Selain itu, penurunan kontribusi sektor manufaktur sebagai salah satu penyumbang pajak utama juga dinilai sebagai tantangan besar. Dalam situasi ini, menurut Tauhid, sulit untuk berharap adanya lonjakan signifikan dalam penerimaan pajak hingga 2029. Ia juga memperingatkan bahwa pemerintahan baru mungkin akan menghadapi risiko defisit fiskal jika ekspansi anggaran dilakukan tanpa didukung oleh peningkatan penerimaan pajak. "Jika penerimaan pajak tidak mengalami lonjakan, defisit dan utang kemungkinan besar akan terus diandalkan," jelasnya.

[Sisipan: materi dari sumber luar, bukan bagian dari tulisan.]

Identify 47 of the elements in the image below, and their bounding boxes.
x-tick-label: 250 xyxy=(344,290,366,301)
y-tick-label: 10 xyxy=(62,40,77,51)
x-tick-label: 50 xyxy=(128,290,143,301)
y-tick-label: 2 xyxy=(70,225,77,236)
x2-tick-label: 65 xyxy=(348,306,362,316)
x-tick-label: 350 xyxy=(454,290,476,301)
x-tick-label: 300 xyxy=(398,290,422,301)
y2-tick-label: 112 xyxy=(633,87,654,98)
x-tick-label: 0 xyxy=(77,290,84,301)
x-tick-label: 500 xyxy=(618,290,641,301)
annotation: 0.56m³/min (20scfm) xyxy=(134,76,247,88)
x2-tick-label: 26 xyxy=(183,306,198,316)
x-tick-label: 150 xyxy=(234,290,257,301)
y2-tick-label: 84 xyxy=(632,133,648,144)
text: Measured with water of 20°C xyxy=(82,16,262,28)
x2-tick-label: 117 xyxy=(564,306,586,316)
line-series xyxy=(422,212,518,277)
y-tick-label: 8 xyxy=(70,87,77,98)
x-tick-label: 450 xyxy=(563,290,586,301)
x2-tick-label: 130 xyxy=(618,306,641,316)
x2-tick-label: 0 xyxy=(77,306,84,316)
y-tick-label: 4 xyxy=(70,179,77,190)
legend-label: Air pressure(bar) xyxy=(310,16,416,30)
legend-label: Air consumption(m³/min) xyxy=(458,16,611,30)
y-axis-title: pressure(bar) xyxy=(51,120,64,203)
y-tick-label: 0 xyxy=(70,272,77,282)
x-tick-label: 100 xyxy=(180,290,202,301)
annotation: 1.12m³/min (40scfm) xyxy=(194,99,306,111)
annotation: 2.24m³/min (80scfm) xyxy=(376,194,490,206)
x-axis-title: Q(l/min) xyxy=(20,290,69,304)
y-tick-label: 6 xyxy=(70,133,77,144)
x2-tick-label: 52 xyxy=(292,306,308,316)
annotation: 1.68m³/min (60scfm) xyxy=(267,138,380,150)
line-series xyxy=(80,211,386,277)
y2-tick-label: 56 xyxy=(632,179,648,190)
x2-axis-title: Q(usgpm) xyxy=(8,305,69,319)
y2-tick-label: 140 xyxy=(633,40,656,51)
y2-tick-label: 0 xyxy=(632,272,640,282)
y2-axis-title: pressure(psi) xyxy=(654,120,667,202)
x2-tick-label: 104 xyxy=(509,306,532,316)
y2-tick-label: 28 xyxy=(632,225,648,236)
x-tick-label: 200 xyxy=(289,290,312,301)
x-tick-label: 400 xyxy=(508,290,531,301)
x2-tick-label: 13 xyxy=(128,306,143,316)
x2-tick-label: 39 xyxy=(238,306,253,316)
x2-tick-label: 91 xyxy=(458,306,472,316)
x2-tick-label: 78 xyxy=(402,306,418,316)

Direktur Program Indef, Eisha Maghfiruha Rachbini, juga menyoroti penurunan penerimaan pajak di beberapa sektor, terutama sektor perdagangan, yang terdampak oleh menurunnya daya beli masyarakat. "Penurunan penerimaan pajak yang signifikan terlihat pada sektor pertambangan, seiring dengan terus menurunnya harga komoditas mineral," kata Eisha. Ia juga mengungkapkan bahwa pertumbuhan pajak penghasilan (PPh) badan tercatat minus 35,54% pada April 2024. Selain itu, pada semester pertama 2024, penerimaan pajak secara keseluruhan mengalami kontraksi sebesar 7,9% secara tahunan dan hanya mencapai 44,9% dari target APBN.
Eisha menambahkan, jika dibandingkan dengan negara-negara lain, rasio pajak Indonesia yang hanya 10,9% tergolong rendah. "Rasio ini jauh tertinggal dibandingkan dengan negara-negara seperti Malaysia, Filipina, Vietnam, China, dan Jepang," tutup Eisha.